Réchauffement climatique oblige, « les zones accessibles sans risque à la double culture vont s’étendre ». Selon deux projets Casdar qui ont associé l’Inrae, les chambres d’agriculture d’Occitanie et de Nouvelle-Aquitaine et le Geves (2), cette zone concerne principalement le Lauragais et l’Adour, dans le sud-ouest de la France. En 2050, elle devrait s’étendre « sur un grand sud-ouest, de la Rochelle à Perpignan », indique-t-il.

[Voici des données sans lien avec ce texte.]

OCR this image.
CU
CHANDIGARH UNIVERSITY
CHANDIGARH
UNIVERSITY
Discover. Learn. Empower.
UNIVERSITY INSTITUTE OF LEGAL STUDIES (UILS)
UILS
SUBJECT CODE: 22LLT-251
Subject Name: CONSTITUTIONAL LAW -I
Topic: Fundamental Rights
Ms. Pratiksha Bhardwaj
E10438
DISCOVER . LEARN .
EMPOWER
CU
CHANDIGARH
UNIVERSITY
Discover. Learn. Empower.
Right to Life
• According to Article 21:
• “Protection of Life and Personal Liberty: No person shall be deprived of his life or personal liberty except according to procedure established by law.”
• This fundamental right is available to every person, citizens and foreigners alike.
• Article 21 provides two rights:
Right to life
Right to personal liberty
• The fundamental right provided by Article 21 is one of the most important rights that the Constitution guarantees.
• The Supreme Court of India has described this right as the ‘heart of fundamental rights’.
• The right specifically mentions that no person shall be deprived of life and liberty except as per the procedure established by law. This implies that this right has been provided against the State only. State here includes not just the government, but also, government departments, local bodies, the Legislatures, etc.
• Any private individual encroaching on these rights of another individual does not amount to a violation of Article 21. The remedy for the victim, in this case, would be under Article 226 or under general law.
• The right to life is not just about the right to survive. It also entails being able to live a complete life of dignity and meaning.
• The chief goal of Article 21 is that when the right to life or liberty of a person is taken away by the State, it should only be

Le dérèglement climatique implique en effet « une augmentation du temps offert à l’échelle de la saison des cultures », pour reprendre les termes de Philippe Debaeke. Question, donc, qui a orienté ces recherches : « Peut-on remplacer les cultures intermédiaires par des doubles cultures ? Celles-ci pourraient avoir des fonctions environnementales comparables et apporter un revenu complémentaire ». Mais des freins persistent.

Stress hydrique en vue !

À commencer par l’eau. « Même si on ne vise pas des rendements comparables à la culture principale, on peut difficilement se passer d’irrigation. » Et, sur un tournesol et un soja dérobés (les principales espèces étudiées), le besoin va même augmenter entre aujourd’hui et 2050 : « On passe de 150 mm à 220 mm », résume le chercheur. Soit une augmentation de 50 % !

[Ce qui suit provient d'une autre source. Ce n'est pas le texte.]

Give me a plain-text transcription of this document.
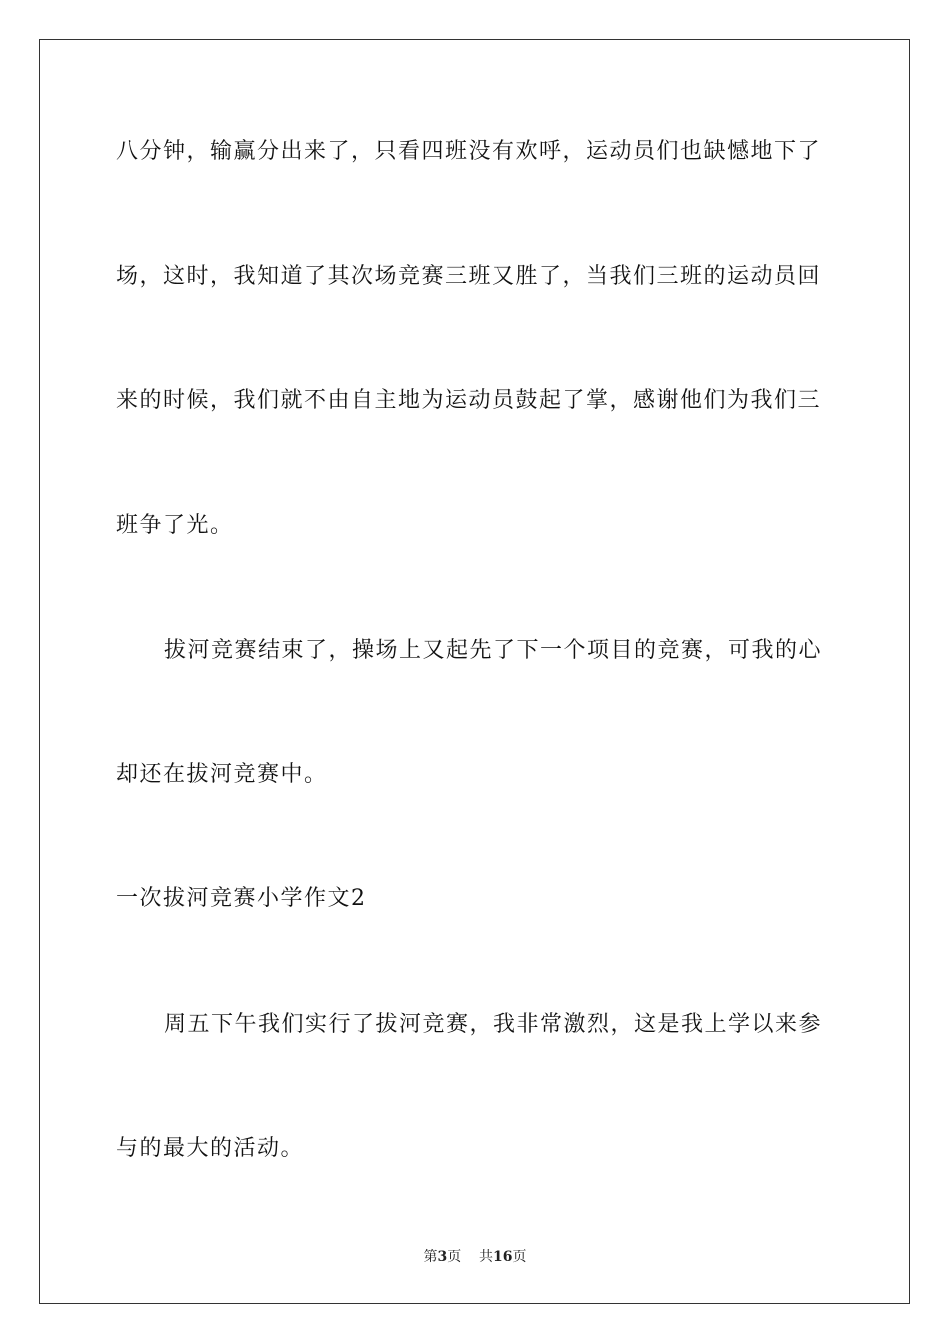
八分钟，输赢分出来了，只看四班没有欢呼，运动员们也缺憾地下了
场，这时，我知道了其次场竞赛三班又胜了，当我们三班的运动员回
来的时候，我们就不由自主地为运动员鼓起了掌，感谢他们为我们三
班争了光。
拔河竞赛结束了，操场上又起先了下一个项目的竞赛，可我的心
却还在拔河竞赛中。
一次拔河竞赛小学作文2
周五下午我们实行了拔河竞赛，我非常激烈，这是我上学以来参
与的最大的活动。
第3页 共16页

Avec un point notable pour l’avenir, comme l’ont montré les modèles : « alors qu’aujourd’hui, semer une double culture tardivement est moins favorable, ce serait sans doute plus intéressant à l’avenir, tant en termes de rendements qu’en termes de besoin d’eau, anticipe Philippe Debaeke. On ne s’explique pas vraiment cela, mais il faut être prudent sur ce résultat vu l’incertitude des modèles de prévision de la pluviométrie en 2050. »

Face au stress hydrique, les recherches ont porté sur les réactions de plusieurs variétés de soja et tournesol en double culture. « Nous avons relevé certaines variétés qui répondent bien en situation de grosse sécheresse, d’autres aux petits stress hydriques répétés, déclare le chercheur. Et nous avons partagé ces résultats avec les instituts de recherche, les semenciers… »

Deuxième frein : la nécessaire précocité des semis. « Il faut aussi pouvoir rapidement implanter après la moisson pour profiter de l’humidité du sol. Il y a une course contre le temps », synthétise-t-il. Sans oublier les échecs possibles, tant en culture en relais qu’en dérobée : 52 % des cultures non irriguées et 21 % des cultures irriguées n’ont pas été récoltées en moyenne sur quatre années d’essai (2019-2022).

Bref, reprend le directeur de recherches, « les doubles cultures vont rester des cultures d’opportunité, en fonction des récoltes précoces, des conditions d’humidité… » Les études vont désormais tenter d’aller plus loin : « Nous avons montré que les doubles cultures sont possibles. Maintenant, nous voulons modéliser les rendements en fonction des espèces, des dates de semis, ou encore de l’irrigation. » L’idée étant d’aider les agriculteurs à se lancer ou non, notamment au vu des prix des semences et des tarifs de vente des cultures.

(1) Institut national de recherche pour l’agriculture, l’alimentation et l’environnement.

(2) Groupe d’étude et de contrôle des variétés et des semences.